ACROSS LONDON BY BUS(v) Route 331: Uxbridge - New Denham Length of journey: ½ mile, 5 minutes
Four buses have taken me so far across London from east to west, but they haven't quite taken me all the way. There's still half a mile to go, which would be easy enough to walk, but a nagging voice tells me I really ought to ride. Only one London bus exits the capital anywhere between Watford and Heathrow, and that's the 331. This runs in a giant horseshoe from Uxbridge round to Ruislip, only three miles direct, but 14 miles on the bus. I only need to go two stops, but that means a very different trip to those I've made earlier today.
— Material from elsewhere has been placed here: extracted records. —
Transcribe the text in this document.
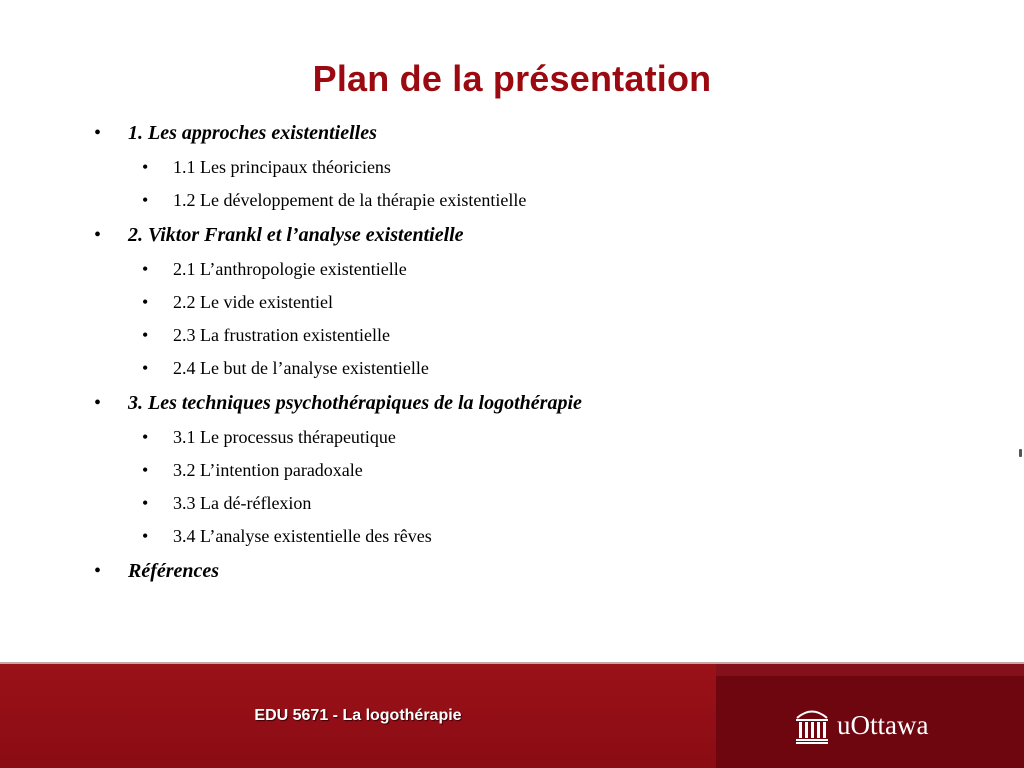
Plan de la présentation
• 1. Les approches existentielles
• 1.1 Les principaux théoriciens
• 1.2 Le développement de la thérapie existentielle
• 2. Viktor Frankl et l’analyse existentielle
• 2.1 L’anthropologie existentielle
• 2.2 Le vide existentiel
• 2.3 La frustration existentielle
• 2.4 Le but de l’analyse existentielle
• 3. Les techniques psychothérapiques de la logothérapie
• 3.1 Le processus thérapeutique
• 3.2 L’intention paradoxale
• 3.3 La dé-réflexion
• 3.4 L’analyse existentielle des rêves
• Références
EDU 5671 - La logothérapie	uOttawa
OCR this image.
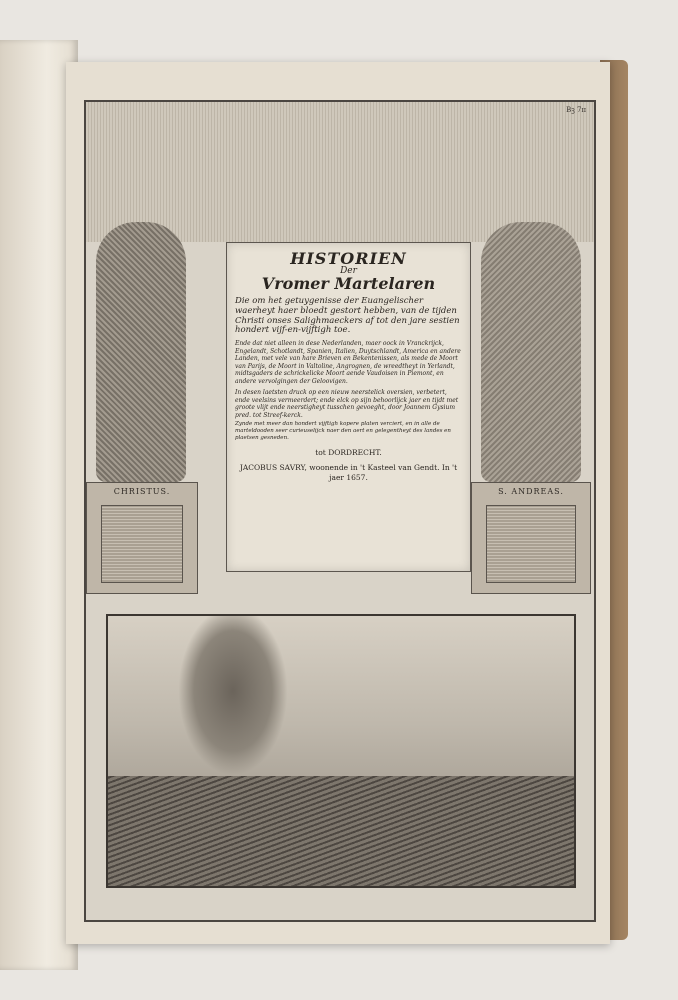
Bꝫ 7ɪɪ
CHRISTUS.	S. ANDREAS.
HISTORIEN
Der
Vromer Martelaren
Die om het getuygenisse der Euangelischer waerheyt haer bloedt gestort hebben, van de tijden Christi onses Salighmaeckers af tot den jare sestien hondert vijf-en-vijftigh toe.
Ende dat niet alleen in dese Nederlanden, maer oock in Vranckrijck, Engelandt, Schotlandt, Spanien, Italien, Duytschlandt, America en andere Landen, met vele van hare Brieven en Bekentenissen, als mede de Moort van Parijs, de Moort in Valtoline, Angrognen, de wreedtheyt in Yerlandt, midtsgaders de schrickelicke Moort aende Vaudoisen in Piemont, en andere vervolgingen der Geloovigen.
In desen laetsten druck op een nieuw neerstelick oversien, verbetert, ende veelsins vermeerdert; ende elck op sijn behoorlijck jaer en tijdt met groote vlijt ende neerstigheyt tusschen gevoeght, door Joannem Gysium pred. tot Streef-kerck.
Zynde met meer dan hondert vijftigh kopere platen verciert, en in alle de marteldooden seer curieuselijck naer den aert en gelegentheyt des landes en plaetsen gesneden.
tot DORDRECHT.
JACOBUS SAVRY, woonende in 't Kasteel van Gendt. In 't jaer 1657.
The 331 is my first single-decker, and on a Saturday afternoon a damned busy one. A long queue is mustering in the bus station, and it's already obvious that I'm not going to get a seat. Our driver has stern words with a teenage girl whose Oystercard isn't valid, but lets her on anyway. She dashes to sit with her pink-clad cabal, muttering, but earns brownie points later when she's the only person to stand for a wobbly pensioner. Our final attempted passenger is a very elderly man who appears completely and utterly confused. He stumbles aboard, mumbles something to the driver, then turns to the entire bus and exclaims "I don't know what I'm doing!" He has the look of a startled deer caught in headlamps, alas probably permanently. Some kindly soul near the door lends an arm and helps him off, deducing that he really wants the U1 instead, and attempts reassurance. It's quite the saddest thing I've seen all day...and we're off.
We stop in the High Street to allow even more departing shoppers aboard. As social and ethnic mixes go, the passengers aboard this 331 are almost the direct opposite of my 53 experience down the Old Kent Road, but that's nearly-Buckinghamshire for you. A charming old lady asks if she can squeeze into the wheelchair space alongside me, because that's better than standing in the doorway with the college kids. The bus heads north out of town, past several boxy office blocks towards the bridge over the canal. The 17th century SwanandBottle pub is London's last hurrah, before we're across the River Colne and beyond the capital's border. I'm the only person to alight at the next stop, and I get stares from the other passengers thinking "why the hell did he bother?" But I bothered because I wanted to cross London by bus to gain an appreciation of this fine city. And after five long hours I now have, and I think I deserve a tube home.